Этот квартал не был ограждён стеной, они с давних пор жили тут по доброй воле, начиная с общины в три семьи, и все знали, что табачный магазин — ориентир с севера, с юга — бойня, с востока — три стоящих рядом друг с другом трактира и с запада — единственная в Иордани стоянка наёмных экипажей. На всю крепость имелось только одиннадцать хэнсомовских кэбов, извозчики, не вылезая из интриг и шантажа, делили пассажиров и время, когда можно было срезать путь по переулкам с односторонним движением. Главная улица гетто, делившая его на две части, называлась Иерусалимская, на ней стоял еврейский дом советов, арестный и гобеленная фабрика Розенфельда. От Иерусалимской в разные стороны шли улицы Рахили, Курляндская, Солькурская, Житная, Битая и ещё несколько. Столкнувшись с иудаизмом, тайлины закрывали синагогу шестами с десяти шагов, после чего ещё и на втором уровне, официальном.

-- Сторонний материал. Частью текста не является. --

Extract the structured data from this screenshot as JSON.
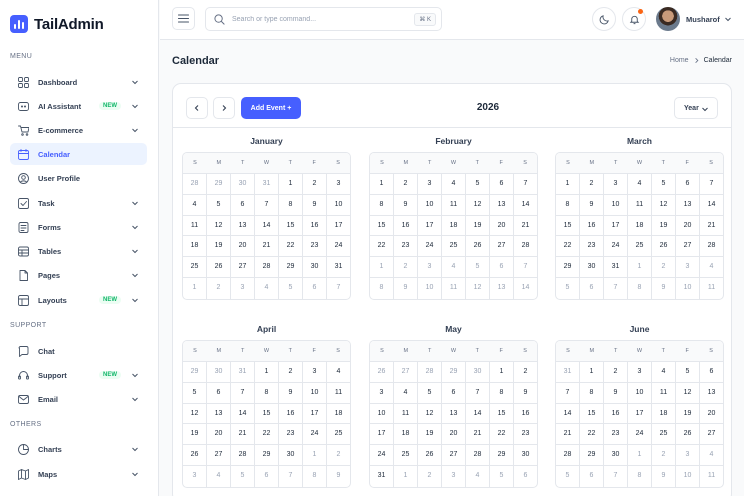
{
  "app": {
    "name": "TailAdmin"
  },
  "sidebar": {
    "sections": [
      "MENU",
      "SUPPORT",
      "OTHERS"
    ],
    "items": [
      {
        "label": "Dashboard",
        "icon": "grid-icon",
        "chevron": true,
        "badge": ""
      },
      {
        "label": "AI Assistant",
        "icon": "ai-icon",
        "chevron": true,
        "badge": "NEW"
      },
      {
        "label": "E-commerce",
        "icon": "cart-icon",
        "chevron": true,
        "badge": ""
      },
      {
        "label": "Calendar",
        "icon": "calendar-icon",
        "chevron": false,
        "badge": "",
        "active": true
      },
      {
        "label": "User Profile",
        "icon": "user-icon",
        "chevron": false,
        "badge": ""
      },
      {
        "label": "Task",
        "icon": "task-icon",
        "chevron": true,
        "badge": ""
      },
      {
        "label": "Forms",
        "icon": "forms-icon",
        "chevron": true,
        "badge": ""
      },
      {
        "label": "Tables",
        "icon": "table-icon",
        "chevron": true,
        "badge": ""
      },
      {
        "label": "Pages",
        "icon": "pages-icon",
        "chevron": true,
        "badge": ""
      },
      {
        "label": "Layouts",
        "icon": "layout-icon",
        "chevron": true,
        "badge": "NEW"
      },
      {
        "label": "Chat",
        "icon": "chat-icon",
        "chevron": false,
        "badge": ""
      },
      {
        "label": "Support",
        "icon": "headset-icon",
        "chevron": true,
        "badge": "NEW"
      },
      {
        "label": "Email",
        "icon": "mail-icon",
        "chevron": true,
        "badge": ""
      },
      {
        "label": "Charts",
        "icon": "pie-chart-icon",
        "chevron": true,
        "badge": ""
      },
      {
        "label": "Maps",
        "icon": "map-icon",
        "chevron": true,
        "badge": ""
      }
    ]
  },
  "header": {
    "search_placeholder": "Search or type command...",
    "shortcut": "⌘ K",
    "user_name": "Musharof"
  },
  "page": {
    "title": "Calendar",
    "breadcrumb": [
      "Home",
      "Calendar"
    ]
  },
  "calendar": {
    "add_label": "Add Event +",
    "year": "2026",
    "view": "Year",
    "weekdays": [
      "S",
      "M",
      "T",
      "W",
      "T",
      "F",
      "S"
    ],
    "months": [
      {
        "name": "January",
        "lead": [
          28,
          29,
          30,
          31
        ],
        "days": 31,
        "weeks": 6
      },
      {
        "name": "February",
        "lead": [],
        "days": 28,
        "weeks": 6
      },
      {
        "name": "March",
        "lead": [],
        "days": 31,
        "weeks": 6
      },
      {
        "name": "April",
        "lead": [
          29,
          30,
          31
        ],
        "days": 30,
        "weeks": 6
      },
      {
        "name": "May",
        "lead": [
          26,
          27,
          28,
          29,
          30
        ],
        "days": 31,
        "weeks": 6
      },
      {
        "name": "June",
        "lead": [
          31
        ],
        "days": 30,
        "weeks": 6
      }
    ]
  },
  "colors": {
    "accent": "#465fff",
    "badge": "#12b76a",
    "notification": "#fb6514"
  }
}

Некоторым удалось покинуть крепость до вторжения. Долго идти в скорбных вереницах — исход от безысходности. Все были как-то одинаково смущены и вместе с тем отчуждены. Мужики в ста одёжках, перетянутые пуховыми платками, шли рядом с телегами, на которых ехали старики в ермолках, надвинутых на глаза, смятое ведро покачивалось, шуршало сено. Везде чемоданы, мешки и обстановка, шпон на мебели истерзан, ножки стульев словно зубцы короны. Объяснением того, что они снялись с места до появления, могло служить ложное чувство или надуманный опыт других людей, перешедшие в ассоциации со сбором вещей и уходом в тот момент, когда все это уже делали. В ретроспективе же им представлялось очевидным, что пожертвовать меньшим ради спасения большего являлось необходимостью и предопределялось изначально. С хвоста вереницы им гудели шофэры, видимо, идиоты, младенцы кричали за пазухой, мальчишки в канотье, приставленные к коляскам на тонких ободах восьмёрками, старухи с нездешними лицами держались за борта телег, дети постарше, отстоявши своё право на личные вещи, были впряжены в пониженные двуколки или тащили носилки с тёмно-синими одеялами. Стойкость словно у героев нуара. Более особенной причинности для самоопределения сложно себе представить.